Possible Side Effects
- Nausea (upset stomach)
- Unsteady walk
- Behavior problems
- Trouble with vision
What to Do About Side Effects
- If a skin rash occurs, stop giving the medicine and call your child's doctor.
- If your child becomes drowsy or sleepy, do not let them ride a bike or operate machinery (such as a lawnmower or car), or take part in any activities where they must stay alert and awake.
When to Call the Doctor
If your child is having any side effects that continue or are very bothersome, call the doctor.
WHEN TO CALL FOR EMERGENCY HELP
Call for emergency help if your child has any of these signs of an allergic reaction:
- Trouble breathing
- Swelling of the tongue
- Swelling of hands, feet, or ankles.
- Ask your pharmacist for two labeled bottles if your daycare provider will be giving this medicine.
- Get this prescription refilled at least 5 days before the last dose is given. This is very important. This gives you a few days in case there is a problem with refills available, insurance coverage, or if the pharmacy has to order the medicine.
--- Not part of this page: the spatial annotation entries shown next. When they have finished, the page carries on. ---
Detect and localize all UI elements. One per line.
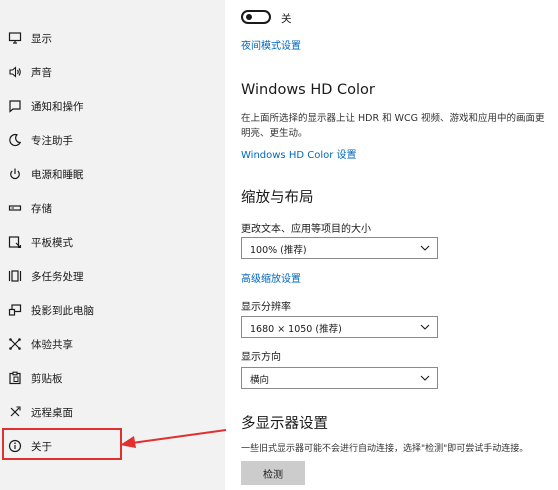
scale-dropdown[interactable]: 100% (推荐) [241, 237, 438, 259]
sidebar-item-notifications[interactable]: 通知和操作 [0, 89, 225, 123]
multi-display-description: 一些旧式显示器可能不会进行自动连接，选择"检测"即可尝试手动连接。 [241, 444, 529, 454]
detect-button[interactable]: 检测 [241, 461, 305, 485]
scale-value: 100% (推荐) [250, 245, 307, 256]
toggle-state-label: 关 [281, 13, 292, 25]
sidebar-item-label: 显示 [31, 32, 52, 45]
sidebar-item-label: 体验共享 [31, 338, 73, 351]
tablet-icon [6, 233, 24, 251]
sidebar-item-storage[interactable]: 存储 [0, 191, 225, 225]
sidebar-item-label: 多任务处理 [31, 270, 84, 283]
sidebar-item-multitasking[interactable]: 多任务处理 [0, 259, 225, 293]
resolution-dropdown[interactable]: 1680 × 1050 (推荐) [241, 316, 438, 338]
sidebar-item-label: 通知和操作 [31, 100, 84, 113]
sidebar-item-label: 剪贴板 [31, 372, 63, 385]
sidebar-item-display[interactable]: 显示 [0, 21, 225, 55]
moon-icon [6, 131, 24, 149]
sidebar-item-label: 声音 [31, 66, 52, 79]
sidebar-item-clipboard[interactable]: 剪贴板 [0, 361, 225, 395]
sidebar-item-label: 存储 [31, 202, 52, 215]
hd-color-heading: Windows HD Color [241, 82, 375, 98]
orientation-label: 显示方向 [241, 352, 281, 363]
multi-display-heading: 多显示器设置 [241, 416, 328, 432]
sidebar: 显示 声音 通知和操作 专注助手 电源和睡眠 存储 平板模式 多任务处理 投影到… [0, 0, 225, 490]
speaker-icon [6, 63, 24, 81]
sidebar-item-shared-experiences[interactable]: 体验共享 [0, 327, 225, 361]
night-light-toggle[interactable] [241, 10, 271, 24]
sidebar-item-label: 专注助手 [31, 134, 73, 147]
sidebar-item-remote-desktop[interactable]: 远程桌面 [0, 395, 225, 429]
chevron-down-icon [420, 324, 430, 330]
display-settings-panel: 关 夜间模式设置 Windows HD Color 在上面所选择的显示器上让 H… [225, 0, 558, 490]
multitask-icon [6, 267, 24, 285]
scale-label: 更改文本、应用等项目的大小 [241, 224, 371, 235]
storage-icon [6, 199, 24, 217]
orientation-value: 横向 [250, 375, 270, 386]
orientation-dropdown[interactable]: 横向 [241, 367, 438, 389]
sidebar-item-sound[interactable]: 声音 [0, 55, 225, 89]
sidebar-item-project-to-pc[interactable]: 投影到此电脑 [0, 293, 225, 327]
sidebar-item-label: 远程桌面 [31, 406, 73, 419]
chevron-down-icon [420, 375, 430, 381]
sidebar-item-label: 平板模式 [31, 236, 73, 249]
annotation-highlight-box [2, 428, 122, 460]
night-light-settings-link[interactable]: 夜间模式设置 [241, 37, 301, 52]
monitor-icon [6, 29, 24, 47]
clipboard-icon [6, 369, 24, 387]
remote-icon [6, 403, 24, 421]
sidebar-item-focus-assist[interactable]: 专注助手 [0, 123, 225, 157]
hd-color-settings-link[interactable]: Windows HD Color 设置 [241, 146, 357, 161]
hd-color-description-line2: 明亮、更生动。 [241, 128, 308, 139]
hd-color-description-line1: 在上面所选择的显示器上让 HDR 和 WCG 视频、游戏和应用中的画面更 [241, 113, 545, 124]
toggle-knob [246, 14, 252, 20]
share-icon [6, 335, 24, 353]
resolution-label: 显示分辨率 [241, 302, 291, 313]
power-icon [6, 165, 24, 183]
sidebar-item-power-sleep[interactable]: 电源和睡眠 [0, 157, 225, 191]
scale-layout-heading: 缩放与布局 [241, 190, 314, 206]
message-icon [6, 97, 24, 115]
advanced-scaling-link[interactable]: 高级缩放设置 [241, 270, 301, 285]
chevron-down-icon [420, 245, 430, 251]
annotation-arrow [120, 429, 227, 448]
project-icon [6, 301, 24, 319]
resolution-value: 1680 × 1050 (推荐) [250, 324, 342, 335]
sidebar-item-label: 电源和睡眠 [31, 168, 84, 181]
sidebar-item-label: 投影到此电脑 [31, 304, 94, 317]
sidebar-item-tablet-mode[interactable]: 平板模式 [0, 225, 225, 259]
- Some pharmacies may not have this medicine. Please ask your nurse to call your pharmacy before you leave the hospital to see if they have or can order this medicine for you. You may also have the prescription filled at the Nationwide Children's Outpatient Pharmacies.
- Tell your child's doctor and pharmacist if they have a strange or allergic reaction to any medicine.
- Bring all your child's medicines with you in the original bottles whenever they see a doctor, go to an emergency room, or are admitted to the hospital.
- Learn the name, spelling, and dose of this medicine. Also, teach your child if they are old enough.
- If your child takes too much of this medicine, or if someone else takes this medicine, call the Central Ohio Poison Center at 1-800-222-1222 (TTY 614-228-2272). They will tell you what to do.
- Your child should wear a medical ID bracelet or necklace. In an emergency, a doctor will need to know that your child is taking this medicine.
- When your child goes to the dentist, be sure to tell the dentist that the child is taking this medicine and why.
- Tell your child's teacher, school nurse, coach, babysitter, and others that your child is taking this medicine and what side effects to watch for.
- Your child's school will need a note from you and from the doctor if the medicine is to be given at school by the school nurse.
- Do not stop giving this medicine or change the amount given without first talking with your child’s doctor or pharmacist.
- The doctor has prescribed this medicine for your child only. Do not give it to anyone else.
If you have any questions, be sure to ask your doctor, nurse, or pharmacist.